Правда, ещё до полуночи всё вроде бы выяснилось. После близости, убедившись, наверное, что уж хочу-то я её, как всегда, она вдруг беспомощно и смущённо призналась: она тоже ехала в парк в предвкушении молодой беззаботной лёгкости, но у неё почти сразу разболелось от ходьбы колено, и все наши вожделенные километры она прошагала, превозмогая нараставшую боль; сказать же об этом мне так и не посмела, не желая испортить долгожданный день. У меня сердце чуть не лопнуло от нежности и сострадания. Мужчине, наверное, и близко не представить, что это для женщины: оказаться там же, где всегда было хорошо, делать то же, от чего всегда было хорошо, и обнаружить, что собственное тело сделалось этому «хорошо» внезапной и неодолимой преградой. Полночи я самозабвенно втирал ей в колено какую-то новомодную мазь со змеиным ядом, счастливый тем, что хоть что-то полезное могу для неё сделать, раз уж – то ли помертвев от тщетных усилий спасти мир, то ли из-за Надежды, то ли просто начав стареть – не могу её любить, как прежде.
И всё же… Всё же…
Она оторвалась от бумаг и подняла голову. Сдвинула на лоб очки.
– Ну как? – спросила она.
– Что? – спросил я.
– Работаешь?
– Ух, работаю.
– Напряжённо?
– Что ты имеешь в виду? Работаю напряжённо или в мире напряжённо?
– В мире.
– В высшей степени.
– Слушай… – нерешительно протянула она. – Я тебя никогда ни о чём не спрашиваю, у вас там всё секретно, я знаю. Но сейчас даже в очередях говорят, что с Польшей какие-то проблемы. Претензии немцев на Данциг…

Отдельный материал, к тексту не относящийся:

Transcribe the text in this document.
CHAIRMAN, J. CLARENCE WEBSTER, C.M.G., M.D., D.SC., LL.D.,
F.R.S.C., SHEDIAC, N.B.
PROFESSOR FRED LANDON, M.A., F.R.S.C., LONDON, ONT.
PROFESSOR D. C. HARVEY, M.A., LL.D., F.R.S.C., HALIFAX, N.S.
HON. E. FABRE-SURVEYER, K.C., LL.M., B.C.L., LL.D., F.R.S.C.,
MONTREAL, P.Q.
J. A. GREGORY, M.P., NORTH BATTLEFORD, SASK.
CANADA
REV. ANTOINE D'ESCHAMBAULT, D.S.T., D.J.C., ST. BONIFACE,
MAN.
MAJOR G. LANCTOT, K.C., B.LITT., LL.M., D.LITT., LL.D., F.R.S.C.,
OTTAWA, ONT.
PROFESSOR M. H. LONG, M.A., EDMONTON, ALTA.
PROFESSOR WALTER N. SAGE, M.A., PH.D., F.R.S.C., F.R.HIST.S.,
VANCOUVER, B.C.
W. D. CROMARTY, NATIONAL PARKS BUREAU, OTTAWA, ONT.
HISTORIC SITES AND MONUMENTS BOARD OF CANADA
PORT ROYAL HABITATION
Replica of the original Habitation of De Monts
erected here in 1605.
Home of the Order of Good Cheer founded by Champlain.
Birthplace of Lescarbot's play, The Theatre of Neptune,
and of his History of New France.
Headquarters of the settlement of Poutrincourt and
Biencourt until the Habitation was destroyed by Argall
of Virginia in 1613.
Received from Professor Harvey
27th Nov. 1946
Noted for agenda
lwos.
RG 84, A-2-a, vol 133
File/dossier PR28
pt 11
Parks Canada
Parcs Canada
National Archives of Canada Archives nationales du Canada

– Никаких проблем, – сказал я, осторожно трогая гладкий бок чайника. Горячий. Потянулся и снял с полки свой стакан с краснозвёздным подстаканником. – Йэшче Польска нэ згинэла.
– Я серьёзно, – сказала Маша.
– И я серьёзно. Оттяпали под шумок у несчастных чехов Тешин… Дескать, если эсэсовцам можно, чем мы хуже?
– Ну, знаешь, тешинский повят – это действительно исконные польские земли.
– Маша, Берлин – исконно славянский город. Может, сделаем предъяву фюреру?
– Не смешно, – сухо сказала она. – Я хочу знать только одно: мы спасём Польшу?
– Кто бы нас спас, – ответил я.
Она негодующе помотала головой и надела очки снова. Будто отгородилась.
– Этот ваш вечный эгоизм… – сказала она.
2-е.
Польские войска заняли Тешин (Юго-Восточная Силезия) – небольшой, но стратегически важный и промышленно развитый район Чехословакии.
3-е.
Германский посол в СССР фон Шуленбург в частном письме из Москвы написал в Берлин: «Правительство здесь крайне недовольно исходом кризиса. Лига Наций вновь оказалась мыльным пузырём. Взлелеянная Литвиновым „коллективная безопасность“ оказалась неэффективной. О Советском Союзе никто не позаботился, не говоря уже о том, чтобы пригласить его участвовать в переговорах. Система пактов Советского Союза в значительной степени ослаблена, если не разрушена вовсе. Это неприятные факты, вызывающие здесь раздражение. Но гнев направлен не столько против нас (ибо здесь понимают, что „мы“ взяли только то, что само шло в руки), сколько против англичан и французов, которых осыпают резкими упрёками». Именно в октябре 1938 года Шуленбург впервые начал задумываться о том, что возникшую после Мюнхена международную изоляцию СССР следует использовать для налаживания отношений между Москвой и Берлином.